The scourge of childhood across the country, malnutrition could be beaten in one simple and inexpensive measure
Text and photos by Denise Hruby
The triangles won’t fit. For several minutes, Un Koy has been trying to assemble the red and white figures as shown in an example. The stopwatch rings, signalling that the eight-year-old girl from Kompong Speu province has failed the cognitive test.
At first glance, Koy looks like most children in her crowded elementary school. Her straight, black hair is tied in a ponytail, her school uniform is slightly dirty, and, as she runs across the schoolyard, she keeps slipping out of her shoes.
But standing at a little over a metre, Koy is much smaller than her peers. Malnourished, her simple rice diet is believed to be the chief reason for this stunted growth. Rice is the main, and on some days the only, staple for most rural Cambodians. Lacking in minerals and vitamins, this largely single-source diet causes the brain and other organs to underdevelop. According to the United Nations, more than 40% of children are malnourished in Cambodia, where about 40% of the population is aged 18 and under.
For generations, the physical development of children in developing countries has been hampered by a low intake of nutrients. However, the solution for rice-based societies could lie in rice fortified with essential nutrients.
A pilot project by the Institute de Recherche pour le Développement (IRD) and the World Food Programme (WFP) in Cambodia’s Kampong Speu province is testing whether simply adding fortified rice to schoolchildren’s diets has a dramatic effect on their learning capabilities and long-term development.
“Stunting is just a sign that the body is not developing the way it should, and that affects all organs, including the brain,” said senior IRD researcher Frank Wieringa, who leads the project in Kampong Speu. This directly affects children’s performance in school.
Globally, malnourished children score 7% worse in math tests and are 19% less likely to read at the age of eight, according to a recent report by Save the Children. Additionally, there are devastating long-term disadvantages for children who are left behind.
“Children who are malnourished go on to earn 20% less as adults than the children who are well nourished, with some experts putting that figure as high as 66%,” states the Save the Children report.
Malnourished children, who are likely to drop out of school earlier than healthy students, could cost a country’s GDP between 2% and 11%. Adults who were malnourished as children are also more likely to suffer from non-communicable diseases, such as hypertension and obesity.

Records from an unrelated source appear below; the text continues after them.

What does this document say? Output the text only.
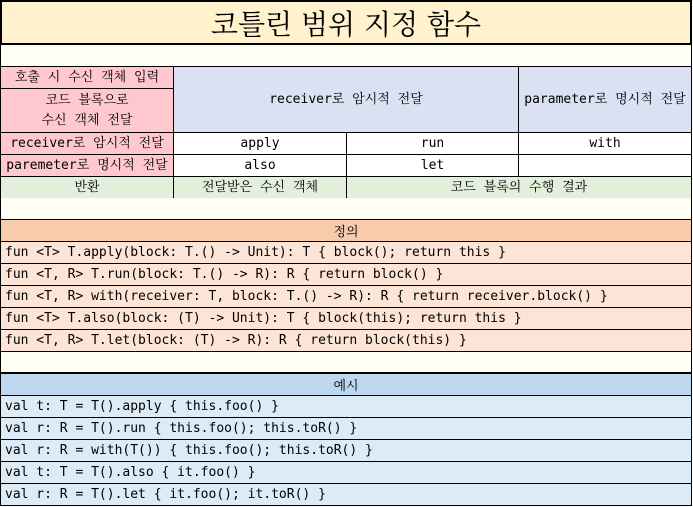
코틀린 범위 지정 함수
호출 시 수신 객체 입력
코드 블록으로
수신 객체 전달
receiver로 암시적 전달	parameter로 명시적 전달
receiver로 암시적 전달	apply	run	with
paremeter로 명시적 전달	also	let
반환	전달받은 수신 객체	코드 블록의 수행 결과
정의
fun <T> T.apply(block: T.() -> Unit): T { block(); return this }
fun <T, R> T.run(block: T.() -> R): R { return block() }
fun <T, R> with(receiver: T, block: T.() -> R): R { return receiver.block() }
fun <T> T.also(block: (T) -> Unit): T { block(this); return this }
fun <T, R> T.let(block: (T) -> R): R { return block(this) }
예시
val t: T = T().apply { this.foo() }
val r: R = T().run { this.foo(); this.toR() }
val r: R = with(T()) { this.foo(); this.toR() }
val t: T = T().also { it.foo() }
val r: R = T().let { it.foo(); it.toR() }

“We have all these non-communicable diseases in adults that are all linked to malnutrition in childhood,” Wieringa said. “If you are stunted as a child or malnourished in the womb, your body thinks the outside world is not good, so it better put on weight when it gets nutrients. Obesity is not just what people are eating at the moment, but also how they are programmed to process food as infants,” Wieringa said, citing as examples Vietnam and Indonesia, where obesity rates in adults are skyrocketing.
As the IRD project hopes to show, simply adding minerals and vitamins to rice could help prevent a health crisis in the next generation of adults. The inexpensive process involves pressing rice flour that has been fortified with nutrients into rice-sized grains and added to conventional rice.
In cooperation with the WFP – which has served nutritious meals in Cambodian schools since 1999 through a project that currently benefits some 400,000 children – IRD has provided fortified rice to about 2,000 children in 16 elementary schools in Kampong Speu province since November last year. This should be enough time to record a large impact on the health of the children, Wieringa said.
In different surveys, his team tests the children’s health by taking blood, urine and stool samples, and by measuring weight and height. A team of psychology students also conducts simple cognitive tests to determine whether learning capabilities improved as a result of the new diet.
The final results of the surveys won’t be known until November, but Wieringa remains hopeful.
“We will find an impact on the nutritional state of the children. But I hope that we are able to show more; to show that we improved the functional outcomes as well, such as the ability to learn, to impact their growth… and I hope to show an effect on their general health, such as that they don’t get diarrhoea anymore and therefore can go to school more frequently,” Wieringa said.
Currently, the WFP spends about $23 annually to feed one child one meal per day in a Cambodian school. For an extra $0.50 per year, the rice that is already a part of these meals could be fortified with those crucial vitamins. “WFP plans to scale up the use of fortified rice in the school meals programme and other food-based social safety net programmes in Cambodia,” said Somealea Ngay, WFP Cambodia’s senior public information assistant.
This will directly benefit about 400,000 children in more than 1,300 schools across the country, helping a generation of Cambodians to live up to their potential.